One of the figures of jazz piano on the U.S. scene, Aaron Goldberg, joined the calls for greater exchange between Cuba and the United States, at a time when the thaw does not seem to appear on the horizon.
The objective of such bridges would be “to learn and explore our common language together,” said the instrumentalist originally from Boston in an interview with the Prensa Latina (PL) news agency in Havana.
Goldberg is one of the stars invited to the 39th edition of the Jazz Plaza Festival, where he left a testimony of his talent with a brilliant concert this Tuesday at the Sala Avellaneda of the National Theater. There he was escorted by two luminaries of Cuban music: bassist Jorge Reyes and percussionist Oliver Valdés.
Cuba in Goldberg
Collaborator with stellar musicians such as Joshua Redman, Wynton Marsalis, Kurt Rosenwinkel and Guillermo Klein, the U.S. pianist is not unknown in the island’s gray jazz scene.
“Especially in jazz, artists from both countries learned from each other. Therefore, we have to protect and expand this connection. I had a lot of fun last year, it was my second time coming to the island. The first was in 2006,” commented Goldberg.
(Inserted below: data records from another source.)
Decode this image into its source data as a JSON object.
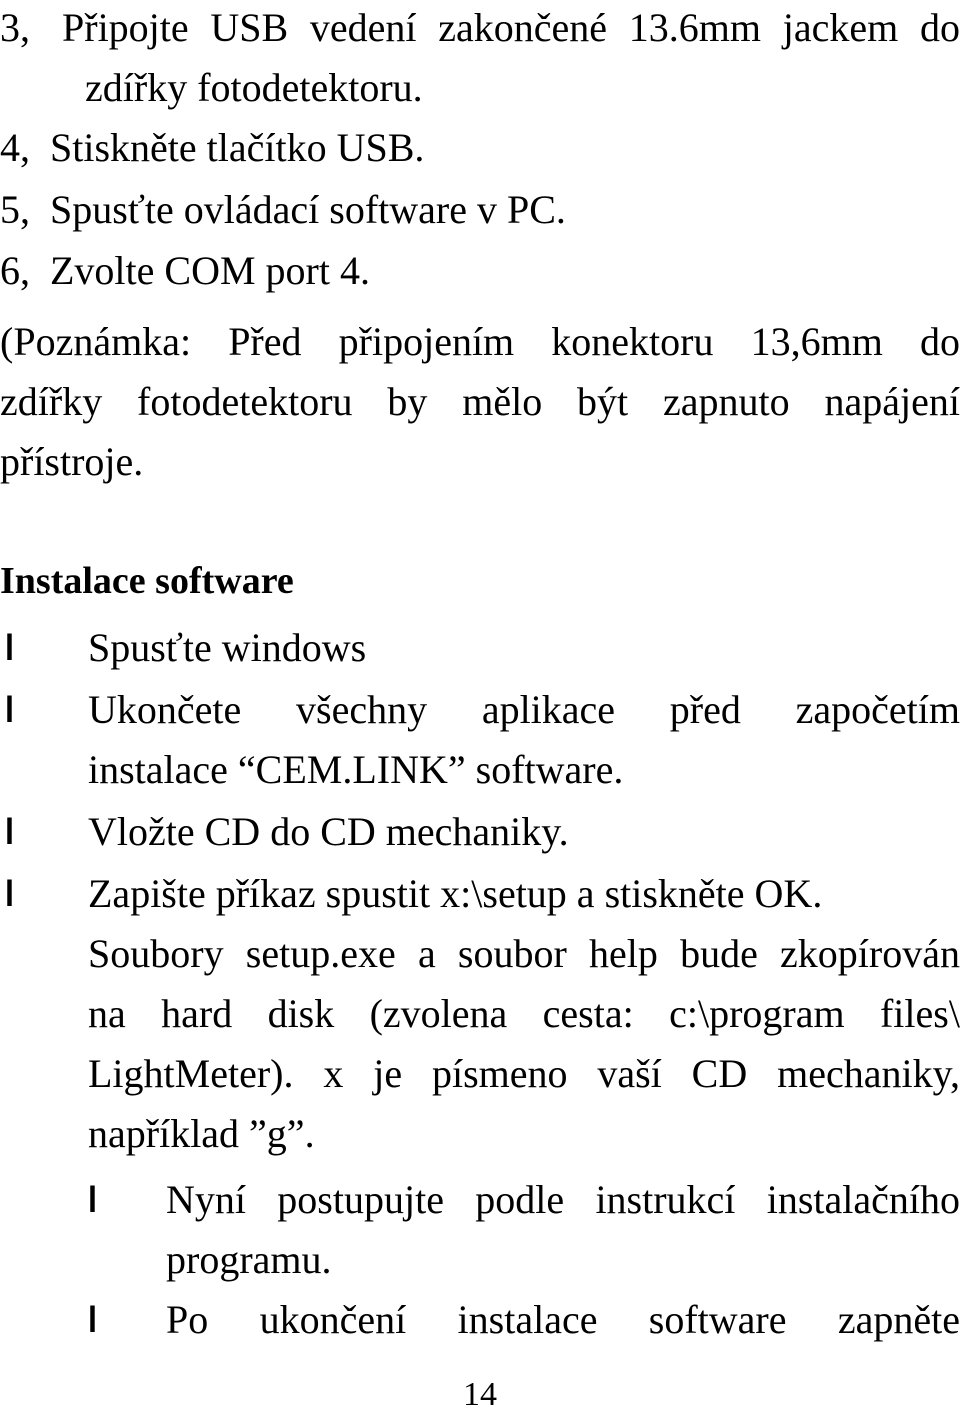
{
  "document": {
    "language": "cs",
    "page_number": "14",
    "bullet_glyph": "l",
    "text_color": "#000000",
    "background_color": "#ffffff"
  },
  "numbered_steps": [
    {
      "marker": "3,",
      "line1_words": [
        "Připojte",
        "USB",
        "vedení",
        "zakončené",
        "13.6mm",
        "jackem",
        "do"
      ],
      "line2": "zdířky fotodetektoru."
    },
    {
      "marker": "4,",
      "text": "Stiskněte tlačítko USB."
    },
    {
      "marker": "5,",
      "text": "Spusťte ovládací software v PC."
    },
    {
      "marker": "6,",
      "text": "Zvolte COM port 4."
    }
  ],
  "note": {
    "line1_words": [
      "(Poznámka:",
      "Před",
      "připojením",
      "konektoru",
      "13,6mm",
      "do"
    ],
    "line2_words": [
      "zdířky",
      "fotodetektoru",
      "by",
      "mělo",
      "být",
      "zapnuto",
      "napájení"
    ],
    "line3": "přístroje."
  },
  "section": {
    "heading": "Instalace software"
  },
  "bullets": [
    {
      "id": "spustte-windows",
      "lines": [
        {
          "kind": "plain",
          "text": "Spusťte windows"
        }
      ]
    },
    {
      "id": "ukoncete-aplikace",
      "lines": [
        {
          "kind": "justified",
          "words": [
            "Ukončete",
            "všechny",
            "aplikace",
            "před",
            "započetím"
          ]
        },
        {
          "kind": "plain",
          "text": "instalace “CEM.LINK” software."
        }
      ]
    },
    {
      "id": "vlozte-cd",
      "lines": [
        {
          "kind": "plain",
          "text": "Vložte CD do CD mechaniky."
        }
      ]
    },
    {
      "id": "zapiste-prikaz",
      "lines": [
        {
          "kind": "plain",
          "text": "Zapište příkaz spustit x:\\setup a stiskněte OK."
        },
        {
          "kind": "justified",
          "words": [
            "Soubory",
            "setup.exe",
            "a",
            "soubor",
            "help",
            "bude",
            "zkopírován"
          ]
        },
        {
          "kind": "justified",
          "words": [
            "na",
            "hard",
            "disk",
            "(zvolena",
            "cesta:",
            "c:\\program",
            "files\\"
          ]
        },
        {
          "kind": "justified",
          "words": [
            "LightMeter).",
            "x",
            "je",
            "písmeno",
            "vaší",
            "CD",
            "mechaniky,"
          ]
        },
        {
          "kind": "plain",
          "text": "například ”g”."
        }
      ]
    },
    {
      "id": "nyni-postupujte",
      "lines": [
        {
          "kind": "justified",
          "words": [
            "Nyní",
            "postupujte",
            "podle",
            "instrukcí",
            "instalačního"
          ]
        },
        {
          "kind": "plain",
          "text": "programu."
        }
      ]
    },
    {
      "id": "po-ukonceni",
      "lines": [
        {
          "kind": "justified",
          "words": [
            "Po",
            "ukončení",
            "instalace",
            "software",
            "zapněte"
          ]
        }
      ]
    }
  ]
}
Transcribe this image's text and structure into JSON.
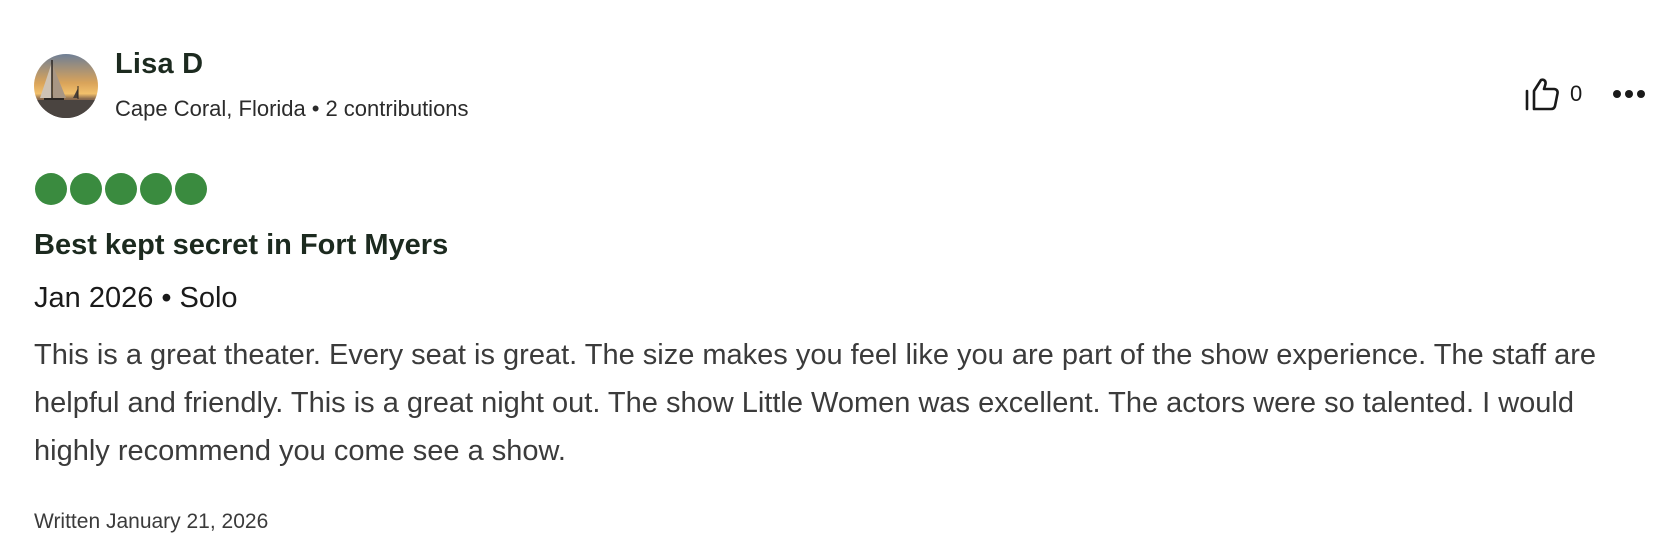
{
  "reviewer": {
    "name": "Lisa D",
    "location": "Cape Coral, Florida",
    "separator": "•",
    "contributions": "2 contributions",
    "avatar_icon": "sailboat-sunset-avatar"
  },
  "actions": {
    "helpful_icon": "thumbs-up-icon",
    "helpful_count": "0",
    "more_icon": "more-options-icon"
  },
  "rating": {
    "value": 5,
    "max": 5,
    "color": "#3a8b3f"
  },
  "review": {
    "title": "Best kept secret in Fort Myers",
    "date": "Jan 2026",
    "separator": "•",
    "trip_type": "Solo",
    "body": "This is a great theater. Every seat is great. The size makes you feel like you are part of the show experience. The staff are helpful and friendly. This is a great night out. The show Little Women was excellent. The actors were so talented. I would highly recommend you come see a show.",
    "written": "Written January 21, 2026"
  }
}
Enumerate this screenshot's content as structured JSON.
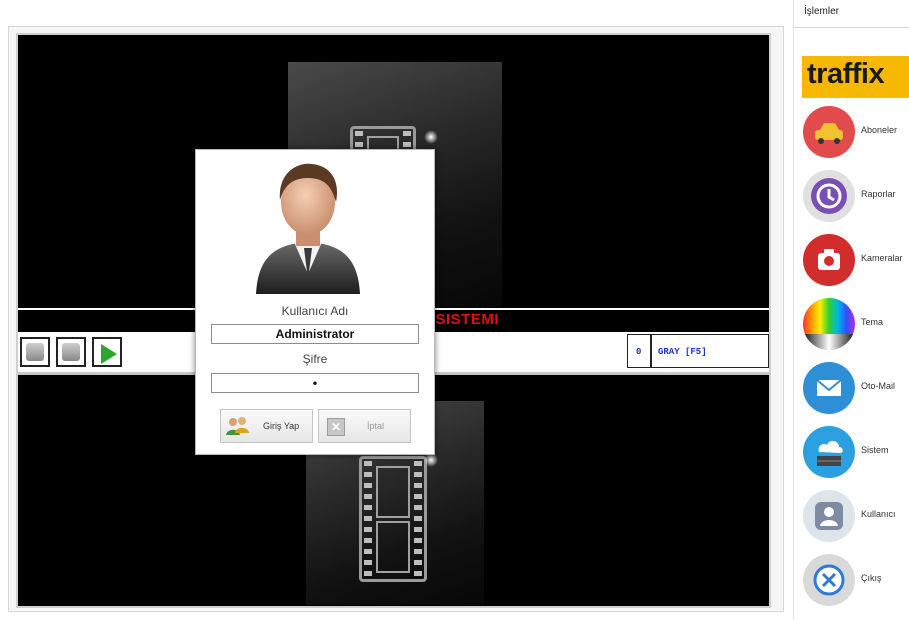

The artist recalled that visit and his experience with Cuban trumpet player Yasek Manzano in La Zorra y el Cuervo, the cult temple of Havana jazz.
On that occasion, Goldberg discovered that, in addition to folk or classical music, jazz has a lot of strength and creativity on the island.
The presentation with Manzano was a miscellany of authors and genres. Goldberg added to his own pieces works by his compatriot Thelonious Monk, Afro-Caribbean rhythms, and songs by Pablo Milanés.
The idea of incorporating those renowned compositions allowed, in his opinion, improvisation, discovery and adventure on stage.
“Before coming to the largest of the Caribbean islands, I already knew about the mastery of Cuban jazz players like Chucho Valdés or Gonzalo Rubalcaba,” said the pianist in dialogue with PL.
In 2023 he repeated his visit. He then performed alongside Cuban-American pianist Dayramir González, who resides in New York, where his virtuosity is followed at every performance by a tribe of admirers.
The author of albums such as Turning Point (1999), Unfolding (2000), Home (2010) and At the Edge of the World (2018), among others, says he is impressed with “the quality of public music education, in conservatories such as Amadeo Roldán, the National School of Art and the University of the Arts.”
During his tours of such academies, he was so impressed that he dreams that his country “can imitate or learn from the system in terms of musical education, since here everyone plays an instrument, dances and enjoys that art.”
A crucial discovery as a teenager
Won over by jazz since high school, at age 16 he began studying with saxophonist Jerry Bergonzi.
“For me, jazz was a very big discovery and I never imagined that it would later be the protagonist of my career. I fell in love with this tradition because through improvisation I have more possibilities to express myself, present my emotions and create something new,” the musician confessed to PL.
During the 1990s, he was a member of bands led by icons such as Al Foster, Freddie Hubbard, Nicholas Payton, Stefon Harris, Tom Harrell and Gregory Tardy.
He is also a faculty member at the New School of Jazz and Contemporary Music and William Paterson University.
In 2019 he received an Honorary Doctorate in Music from the Helsinki University of the Arts, the highest recognition granted by that center of higher studies.
Globetrotter and polyglot
Also a graduate of Harvard University and a founding member of Carter’s Jazz Ahead during his university years, Aaron Goldberg is an inveterate traveler, which has turned him into “a citizen of the world,” who sniffs out the cultures he passes through.
“Goldberg doesn’t teach much these days (he’s on the road too often), but when he was young he benefited from helpful instructors and likes to give it back,” said Matthew Kassel in the prestigious U.S. magazine Down Beat, founded in 1934.
“It should come as no surprise to those who have followed Goldberg’s distinguished career over the past two decades that he is also fluent in several languages outside of jazz. A kind of scholar,” Kassel added.
The journalist and critic praised the quality of his latest trio album, At the Edge Of the World (Sunnyside), his first in four years. In his opinion, it represents “a kind of conceptual change for the pianist: a surprisingly contemplative investigation into the language of improvisation.”